Birden Brooks heyecanla, "Konuşmayı bıraktılar," dedi. Etrafımızı ürkütücü bir sessizlik sarmıştı. Ne oldu? Taşların daha yükseğe tırmandım, saldırmak için bir sorti yaparlarsa, her kurşunun icabına bakmamız gerekecek. Loş ışıkta tabancalarımız etkili silahlar değildi ve artık bizden korkmuyorlardı. Ama yine de sessizdi ve herhangi bir hareket görmedim."

Sonra Moore ve Brooks daha fazla ses duydu ve zevklerine göre, ağaçların arasından bir grup Şerpa çıktı. Bu garip maymun benzeri yaratıklar, sonsuza kadar bir yere gitmiş gibi görünüyor.

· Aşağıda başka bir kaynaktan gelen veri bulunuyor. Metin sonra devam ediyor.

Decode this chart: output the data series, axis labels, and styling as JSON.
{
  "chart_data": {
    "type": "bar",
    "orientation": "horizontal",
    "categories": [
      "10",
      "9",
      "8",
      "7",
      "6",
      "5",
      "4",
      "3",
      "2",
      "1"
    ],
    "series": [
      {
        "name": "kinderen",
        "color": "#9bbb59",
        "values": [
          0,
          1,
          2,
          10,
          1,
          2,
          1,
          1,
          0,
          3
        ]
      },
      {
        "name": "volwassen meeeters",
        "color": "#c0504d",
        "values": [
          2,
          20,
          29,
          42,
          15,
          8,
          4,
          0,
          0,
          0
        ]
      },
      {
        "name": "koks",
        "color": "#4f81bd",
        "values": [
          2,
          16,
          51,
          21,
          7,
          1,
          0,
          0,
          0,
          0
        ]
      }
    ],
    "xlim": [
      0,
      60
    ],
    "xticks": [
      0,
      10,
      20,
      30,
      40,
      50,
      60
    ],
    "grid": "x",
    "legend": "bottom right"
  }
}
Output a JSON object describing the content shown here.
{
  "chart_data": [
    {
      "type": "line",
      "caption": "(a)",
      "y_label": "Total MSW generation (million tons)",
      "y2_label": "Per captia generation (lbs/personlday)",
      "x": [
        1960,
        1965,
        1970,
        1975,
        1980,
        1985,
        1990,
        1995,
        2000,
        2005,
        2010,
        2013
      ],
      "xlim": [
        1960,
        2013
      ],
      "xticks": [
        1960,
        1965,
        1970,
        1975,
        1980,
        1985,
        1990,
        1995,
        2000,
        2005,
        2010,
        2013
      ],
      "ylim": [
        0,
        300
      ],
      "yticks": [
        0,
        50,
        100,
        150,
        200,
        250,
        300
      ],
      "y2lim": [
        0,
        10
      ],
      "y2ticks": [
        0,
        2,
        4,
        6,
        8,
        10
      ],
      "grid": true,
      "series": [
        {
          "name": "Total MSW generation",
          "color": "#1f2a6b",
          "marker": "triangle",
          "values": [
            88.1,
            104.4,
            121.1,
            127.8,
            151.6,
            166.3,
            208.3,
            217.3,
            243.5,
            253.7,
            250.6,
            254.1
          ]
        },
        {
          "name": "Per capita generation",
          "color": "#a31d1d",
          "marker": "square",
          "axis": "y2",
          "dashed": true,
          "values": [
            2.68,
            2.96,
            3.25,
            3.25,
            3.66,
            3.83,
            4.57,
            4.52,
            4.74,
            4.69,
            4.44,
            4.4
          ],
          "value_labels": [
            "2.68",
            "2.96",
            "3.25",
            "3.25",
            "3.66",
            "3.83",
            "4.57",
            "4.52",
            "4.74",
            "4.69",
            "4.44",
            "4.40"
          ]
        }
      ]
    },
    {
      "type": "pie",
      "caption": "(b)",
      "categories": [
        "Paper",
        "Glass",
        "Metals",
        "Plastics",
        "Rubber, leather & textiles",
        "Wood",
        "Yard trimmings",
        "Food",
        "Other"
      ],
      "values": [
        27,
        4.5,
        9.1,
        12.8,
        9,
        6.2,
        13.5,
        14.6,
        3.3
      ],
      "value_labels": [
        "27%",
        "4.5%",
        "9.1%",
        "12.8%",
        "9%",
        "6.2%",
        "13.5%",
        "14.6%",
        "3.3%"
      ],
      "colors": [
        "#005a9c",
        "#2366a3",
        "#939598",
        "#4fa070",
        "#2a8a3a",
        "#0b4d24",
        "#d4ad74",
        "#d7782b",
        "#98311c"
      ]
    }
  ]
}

Daha sonra Moore, Nepal'de çok zaman geçirdi, ancak bu yaratıkları bir daha hiç görmedi. Ayrıca kim olduklarını anlamaya çalıştı ve bu gizemi çözerek uykusuz birçok gece geçirdi. Bu yaratıklar, derisine yapışmış sülükler gibi canını sıkıyordu.

"Ne gördük? Mutant bir insan türü mü? Veya büyük, dik, yüksek irtifada yaşama adapte olmuş ve izole edilmiş bir maymun mu? Belki de bilinmeyen bir hayvanın yeni bir türüdür? Ya da mucizevi bir şekilde günümüze kadar hayatta kalan bir şey. Bu yaratıklar, Sherpalar da dahil olmak üzere meraklı gözlerden saklanacak kadar akıllıdır, "dedi Moore.